Now that he’s retired from competition, Berrett continues to contribute to the world of Athletics. In addition to his involvement with Athletics Alberta and the NTC, he organizes a program called AthletiKids, a twice-weekly before-school program for elementary school kids. It is a modified version of Athletics Canada’s Run, Jump, Throw program. “I do this because I believe that the importance of physical fitness is often overlooked despite a mandated 30 minute daily activity in Alberta schools, and because I would like to provide an opportunity for youngsters to get exposed to the sport that has given me so much,” says Berrett. He adds, “The ultimate goal is to fine-tune the program to make it easily delivered by the non-expert instructor in schools across Alberta and beyond.”
Berrett also enjoys running for 45 minutes to an hour daily with Ozzie, his Portuguese Waterdog.
Q & A with Tim Berrett:
What is your favourite anecdote from your competitive career?
My training environment was not always what one might consider to be ‘ideal’. On a monthly basis, my coach and I would arrange to meet in person – alternating between Edmonton (where I was based) and Saskatchewan (where he lives) to work on technique. In the spring of 1993, it was my turn to make the trek to northern Saskatchewan just prior to competing at the World Cup of Race Walking that was to be held in Monterrey, Mexico. On arrival in Stanley Mission past midnight, after having driven 9 hours from Edmonton, I didn’t notice that there were no paved roads in the town. When I woke up the next morning and saw that the only roads were of the dirt variety, which (given the impending spring thaw) had turned to thick mud, I asked my coach where I was going to train for the next couple of days. As usual, he had a plan…even though the town did not have a treadmill, or a gym larger than a volleyball court. He drove me to a lake just outside town & informed m that this was to be our training venue. I looked for the path around the lake that did not exist. John checked the thickness and traction of the ice & deemed it safe enough to mark out a 500m course for me to walk countless laps around, while he kept a watchful eye from the middle of the lake. Over the next couple of days, that was the only place for me to train, but the workouts were good. So good, that I went on to have one of my best ever performances at the World Cup two weeks later (finishing 5th). Other athletes from around the world wondered what my secret training had been leading up to my breakthrough international performance. I simply told them that I’d been walking on water (remember that this was the days before underwater treadmills)!
What are your favourite Mizuno products?
All of them!
Shoes: While I was competing, I would use lightweight racing shoes such as Wave Ronin and Wave Musha for both training and racing. I also trained in lightweight trainers such as the Wave Precision and Wave Elixir. Now that I am doing more running, I enjoy the additional spring afforded by the Wave Inspire, and the traction on the trails provided by the Wave Ascend.
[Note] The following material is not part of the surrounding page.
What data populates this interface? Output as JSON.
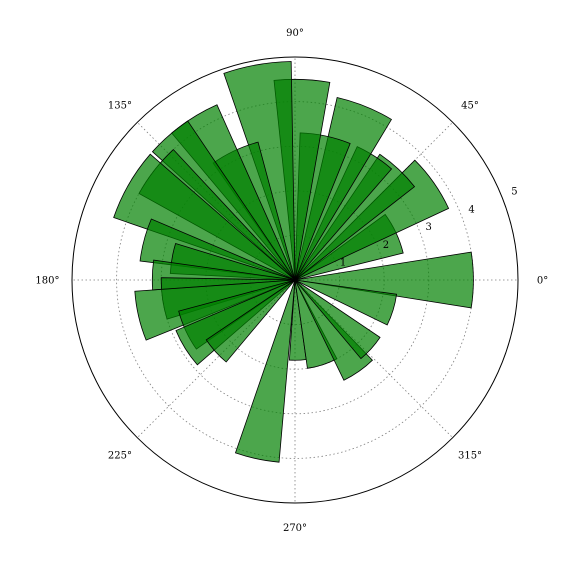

Outerwear: In winter, I rarely run without my Breath Thermo gloves and toque, as well as my Breath Thermo pants. On windy days, I enjoy the lightweight protection from the wind provided by the Cabrakan jacket.
Performance clothing: In summer, I’ll usually wear lightweight tee-shirts, such as the Aero, and fast-drying shorts like the Ascend. In the winter, I’ll use a Breath Thermo mock turtle long-sleeved tee-shirt on cooler days, or, on very cold days, a Breath Thermo Stretch Crew.